A novel intelligent reflecting surface (IRS)-assisted sensing and communication model is proposed to simultaneously improve the performance of both secondary network (SN) and primary network (PN) in the opportunistic spectrum access cognitive radio networks (OSA-CRNs), where IRS assists not only the sensing but also the transmission of both SN and PN according to the spectrum sensing results. Our goal is to maximize the SN’s sum rate by jointly optimizing secondary transmitter’s (ST’s) beamforming, sensing duration and three-stage IRS phase shifts matrices, while fully satisfying PN’s average achievable rate requirement. Considering that the formulated problem is non-convex, which can be decomposed into five sub-problems.
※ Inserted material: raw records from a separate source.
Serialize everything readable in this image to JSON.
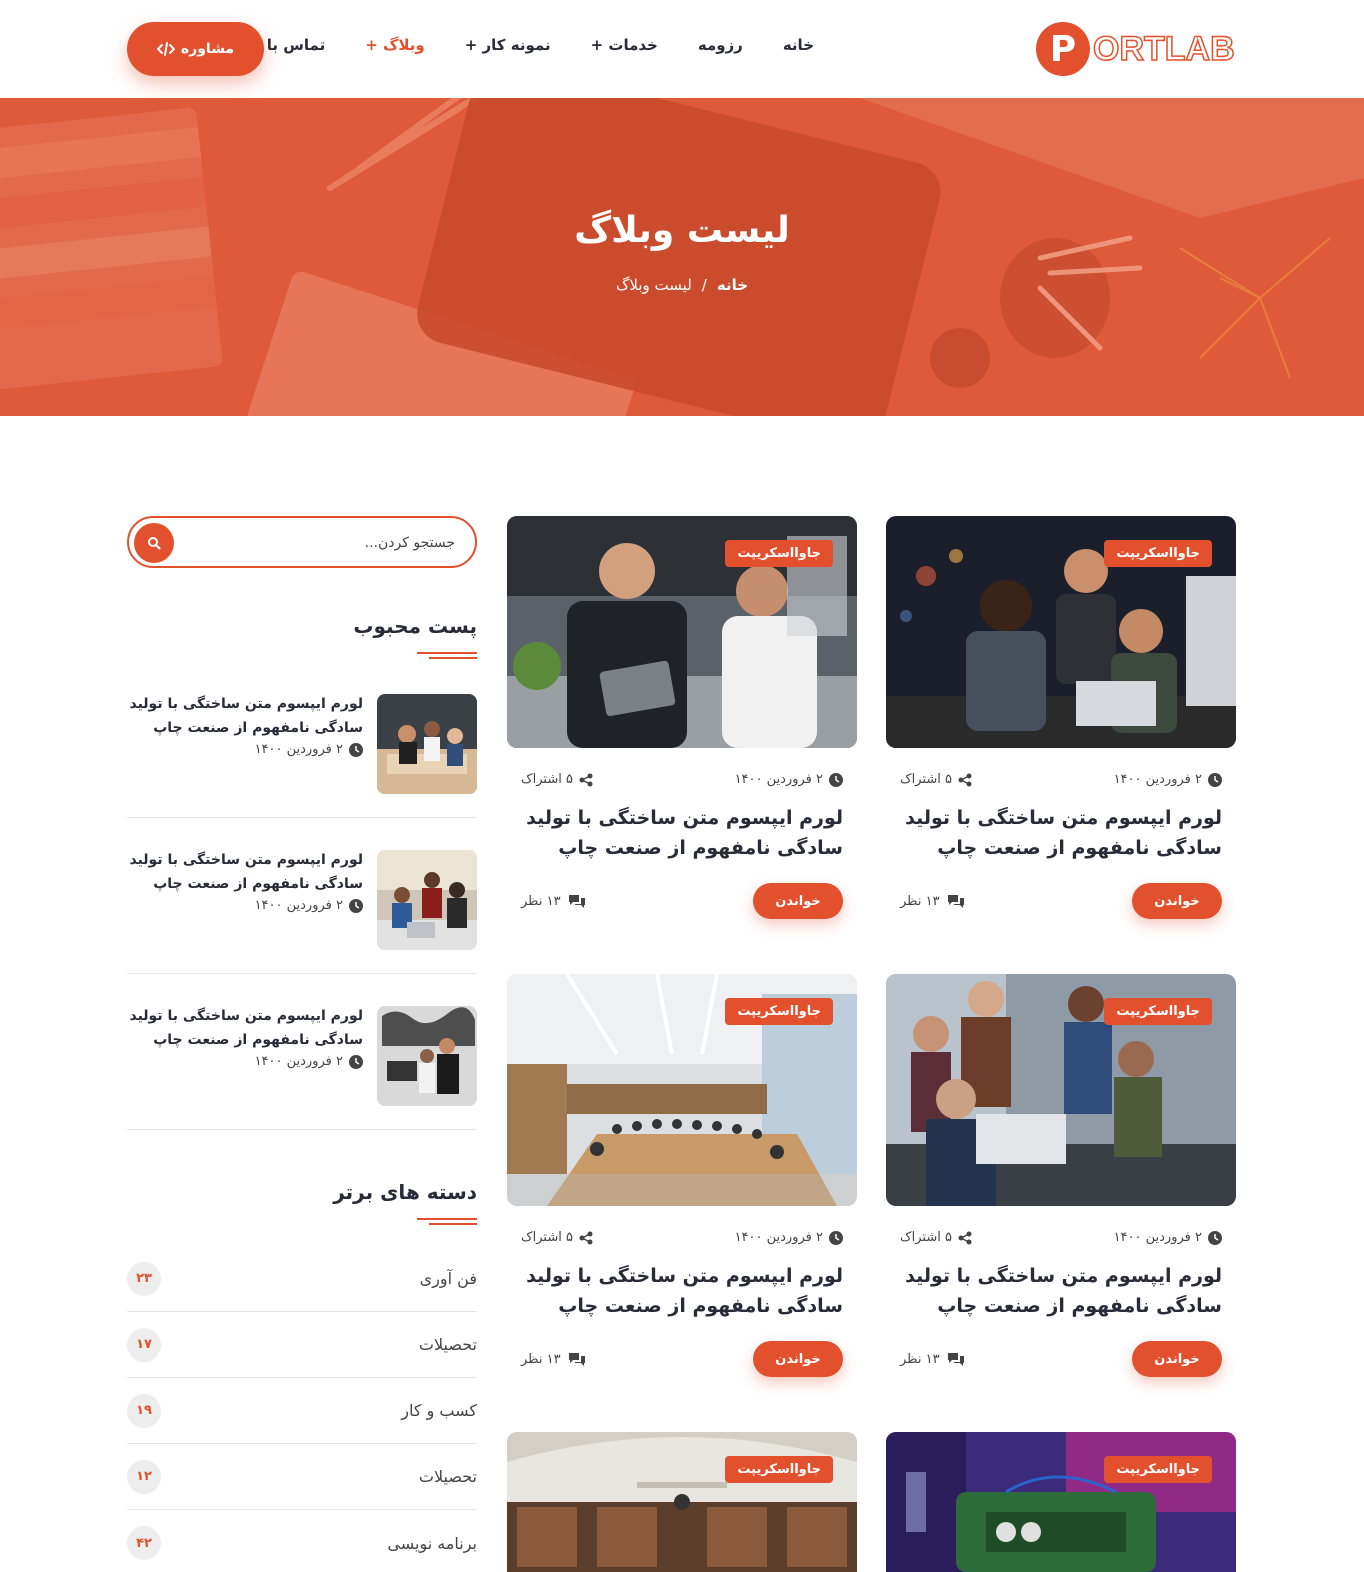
{
  "header": {
    "logo_letter": "P",
    "logo_text": "ORTLAB",
    "nav": [
      {
        "label": "خانه"
      },
      {
        "label": "رزومه"
      },
      {
        "label": "خدمات +"
      },
      {
        "label": "نمونه کار +"
      },
      {
        "label": "وبلاگ +"
      },
      {
        "label": "تماس با ما"
      }
    ],
    "consult_label": "مشاوره",
    "consult_icon": "code-icon",
    "brand_color": "#e2502e"
  },
  "hero": {
    "title": "لیست وبلاگ",
    "breadcrumb": {
      "home": "خانه",
      "separator": "/",
      "current": "لیست وبلاگ"
    }
  },
  "sidebar": {
    "search": {
      "placeholder": "جستجو کردن..."
    },
    "popular": {
      "title": "پست محبوب",
      "items": [
        {
          "title": "لورم ایپسوم متن ساختگی با تولید سادگی نامفهوم از صنعت چاپ",
          "date": "۲ فروردین ۱۴۰۰"
        },
        {
          "title": "لورم ایپسوم متن ساختگی با تولید سادگی نامفهوم از صنعت چاپ",
          "date": "۲ فروردین ۱۴۰۰"
        },
        {
          "title": "لورم ایپسوم متن ساختگی با تولید سادگی نامفهوم از صنعت چاپ",
          "date": "۲ فروردین ۱۴۰۰"
        }
      ]
    },
    "categories": {
      "title": "دسته های برتر",
      "items": [
        {
          "name": "فن آوری",
          "count": "۲۳"
        },
        {
          "name": "تحصیلات",
          "count": "۱۷"
        },
        {
          "name": "کسب و کار",
          "count": "۱۹"
        },
        {
          "name": "تحصیلات",
          "count": "۱۲"
        },
        {
          "name": "برنامه نویسی",
          "count": "۴۲"
        }
      ]
    }
  },
  "posts": [
    {
      "tag": "جاوااسکریپت",
      "date": "۲ فروردین ۱۴۰۰",
      "shares": "۵ اشتراک",
      "title_line1": "لورم ایپسوم متن ساختگی با تولید",
      "title_line2": "سادگی نامفهوم از صنعت چاپ",
      "read": "خواندن",
      "comments": "۱۳ نظر"
    },
    {
      "tag": "جاوااسکریپت",
      "date": "۲ فروردین ۱۴۰۰",
      "shares": "۵ اشتراک",
      "title_line1": "لورم ایپسوم متن ساختگی با تولید",
      "title_line2": "سادگی نامفهوم از صنعت چاپ",
      "read": "خواندن",
      "comments": "۱۳ نظر"
    },
    {
      "tag": "جاوااسکریپت",
      "date": "۲ فروردین ۱۴۰۰",
      "shares": "۵ اشتراک",
      "title_line1": "لورم ایپسوم متن ساختگی با تولید",
      "title_line2": "سادگی نامفهوم از صنعت چاپ",
      "read": "خواندن",
      "comments": "۱۳ نظر"
    },
    {
      "tag": "جاوااسکریپت",
      "date": "۲ فروردین ۱۴۰۰",
      "shares": "۵ اشتراک",
      "title_line1": "لورم ایپسوم متن ساختگی با تولید",
      "title_line2": "سادگی نامفهوم از صنعت چاپ",
      "read": "خواندن",
      "comments": "۱۳ نظر"
    },
    {
      "tag": "جاوااسکریپت"
    },
    {
      "tag": "جاوااسکریپت"
    }
  ]
}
For the IRS-assisted sensing-stage and primary transmission-stage phase shifts matrices sub-problems, the closed-form solutions are deduced. For the IRS-assisted secondary transmission-stage phase shift matrix and the ST’s beamforming sub-problems, the approximately optimal solutions can be obtained by applying the low complexity penalty dual decomposition based gradient projection (PDDGP) algorithm. For the sensing duration sub-problem, the optimal solution is derived via a golden section search method. Finally, the original problem is efficiently solved via an alternate iterative framework. Simulation results demonstrate that the spectral efficiencies of both primary transmission and secondary transmission are significantly enhanced in the proposed IRS-assisted OSA-CRNs.